Any fishing is better then no fishing, Crocker, flounder or any fish. Just to get a line wet.:fishing:


----------



## justfishin (Aug 30, 2006)

Hey Jay , do you think they will still be around and feeding with this cold snap ? It seems like there all between 15-20" but I have caught a few between 20-25". Water temp at the hot ditch sat. was 64 but in the 40's around the JB.


----------



## bbcroaker (Jan 6, 2005)

FishinAddiction said:


> croaker bore me:--|




Hey it must be that name cause some think I'm boring too but I love catching them in Burwells Bay Croakers 
B B Croaker.


----------



## jay b (Dec 1, 2002)

jf I always watch the local water temps via the NOAA bouy site and Sewells Pt. today was almost 46. Stripers normally feed good until it gets down below 40 so I'm sure they'll be available for a while. Good luck if you go and remember a single hook with a smashed barb is the quickest way to release them.


----------



## justfishin (Aug 30, 2006)

Thanks for the info J . I have been using the storm and chesapeake bay lures in green and set the hook as soon as I feel them and lip hook or right inside the mouth everytime for a quick release but I here ya on the smashed barb though and both of those lures are single hook. Everyone has swam right off. I will post when I get back down there.


----------



## FishSlaya (Aug 9, 2001)

Hey HHH

My stepson works at the Crab Shack, the restaurant at the beginning of the pier, anyway I fish it a few times a week when I go to get him from work. The springtime you can catch croaker by the cooler full, you can also get a catfish or two in the early part of the season. The croaker kind of cool off near the end of May. From May threw the summer it is hit or miss sometimes the bite is on sometimes not. I have caught Flounder towards the end of the pier and got my secret spot. There are a lot of skates/rays caught at night in the summer months. There is a pretty good spot run towards the end of the season. In the winter months Stripers can be caught near the rocks by the restaurant and jigging the bride side usually will get you one or two. Hope to see you out there some time. 

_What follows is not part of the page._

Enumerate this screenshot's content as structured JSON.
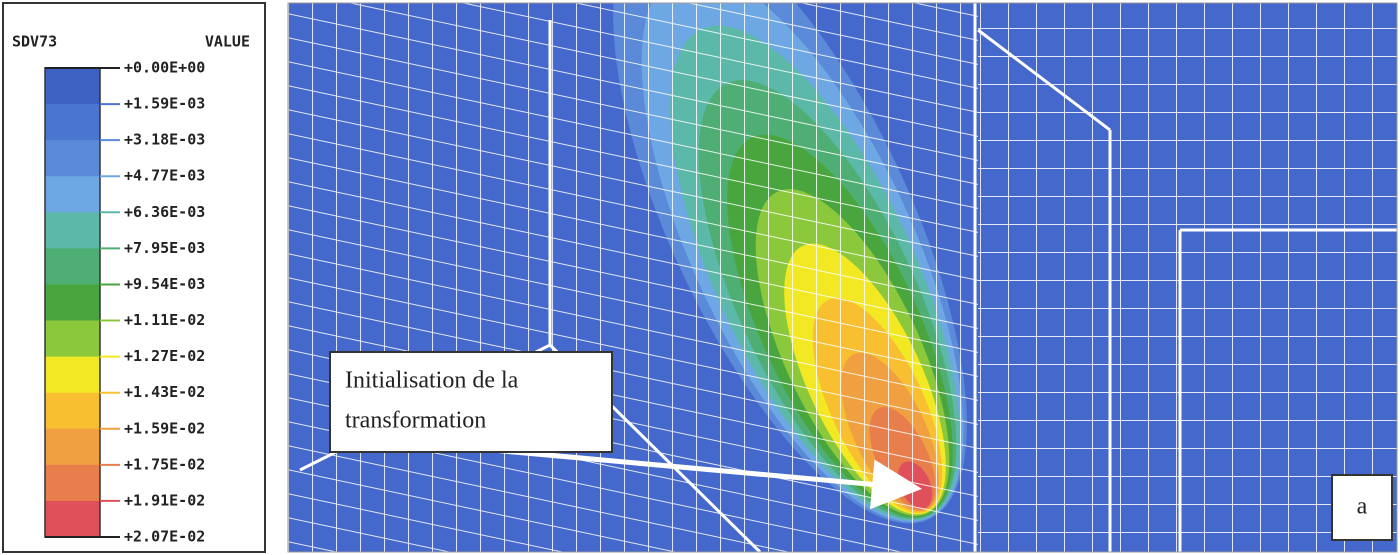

They are looking to open up in Mid Marh for the 2007 season.


----------



## FCPRO (May 14, 2002)

Anyone Out There Ever Remember Catching Large Bluefish Off The James River Pier. From 1980-1983 They Usedto Show Up In Late April Thru Mid May. That Was Also When They Used To Enter The Bay In Large Numbers. One Of The Coolest Days I Can Remember Was Sight Casting To Cruising Fish With A Hopkins. Had Never Seen Blues That Large In The James River. They Were From 10 To 14 Pounds. Will Probably Never See Them In Their Again??


----------



## fishininov (Jan 20, 2005)

After the croaker get here, it seems like its only a short while before everything else


----------



## Fishman (Apr 23, 2000)

FCPRO said:


> Anyone Out There Ever Remember Catching Large Bluefish Off The James River Pier. From 1980-1983 They Usedto Show Up In Late April Thru Mid May. That Was Also When They Used To Enter The Bay In Large Numbers. One Of The Coolest Days I Can Remember Was Sight Casting To Cruising Fish With A Hopkins. Had Never Seen Blues That Large In The James River. They Were From 10 To 14 Pounds. Will Probably Never See Them In Their Again??

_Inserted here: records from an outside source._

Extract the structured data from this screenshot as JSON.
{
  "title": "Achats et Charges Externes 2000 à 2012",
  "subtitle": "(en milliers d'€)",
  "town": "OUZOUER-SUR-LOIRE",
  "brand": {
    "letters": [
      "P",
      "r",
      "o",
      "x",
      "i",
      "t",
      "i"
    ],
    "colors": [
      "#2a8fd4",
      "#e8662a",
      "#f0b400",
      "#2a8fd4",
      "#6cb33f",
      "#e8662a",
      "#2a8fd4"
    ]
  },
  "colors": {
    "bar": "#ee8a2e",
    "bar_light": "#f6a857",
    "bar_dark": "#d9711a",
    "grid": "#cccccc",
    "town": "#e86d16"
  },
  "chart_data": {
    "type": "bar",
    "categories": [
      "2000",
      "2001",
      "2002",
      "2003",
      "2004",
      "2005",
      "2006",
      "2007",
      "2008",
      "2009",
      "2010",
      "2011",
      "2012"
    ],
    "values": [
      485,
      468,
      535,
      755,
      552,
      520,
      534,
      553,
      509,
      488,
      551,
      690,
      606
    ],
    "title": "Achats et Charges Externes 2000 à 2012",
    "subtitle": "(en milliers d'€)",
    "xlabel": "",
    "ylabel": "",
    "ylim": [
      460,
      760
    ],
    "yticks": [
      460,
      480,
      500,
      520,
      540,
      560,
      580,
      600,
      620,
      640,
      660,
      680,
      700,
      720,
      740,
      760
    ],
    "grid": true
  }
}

I remember one spring in the early to middle 70's when the blues blitzed WPJ. Thats when I caught my first big bluefish.


----------



## Freddrum (May 19, 2000)

The croaker we used to fish for 40 miles up the potomac (Colonial Beach) were up to 25-28 inches long and would put a hurtin on small rods & reels, alot of fun and not too bad to eat. Now bluefish? Y'all can eat them......YUK....but thats just me


----------



## Fly Wacko (Aug 8, 2005)

*Freddrum:*

The croaker are still in the CB area. It is one of my secret spots. I have caught them in there as early as mid March, but usually I don't target them till June. 

They do tend to be larger up there. Great on a lite fly rod.

FW


----------



## jay b (Dec 1, 2002)

Freddy-boy what you been smokin' ?? 25-28 inch Croakers  Pulllleze..did they have spots on their tails ?? Just another inquiring mind.

Jay


----------



## baitslingin (Jul 31, 2005)

yeah thats what i was thinkin... the world record i think was around 26"(i believe)
http://www.dnr.state.md.us/dnrnews/pressrelease2006/090806.html
also found this 7+lber netted on the eastern shore that was only 25.5in..
http://web.odu.edu/sci/cqfe/pdf & sound files/species update/atlanticcroaker_species_update.pdf


----------



## bbcroaker (Jan 6, 2005)

21"the biggest in Burwells Bay back in the late 50's and early 60's when i was just a kid getting into fishing.
Used to rent a14 alum. boat and 7.5 hp motor there and go out to buoy 10 and catch them all day long.
Also caught trout and rock fish if we got there early before the sun got up to hi.
Now that was prime :fishing: in those days.


----------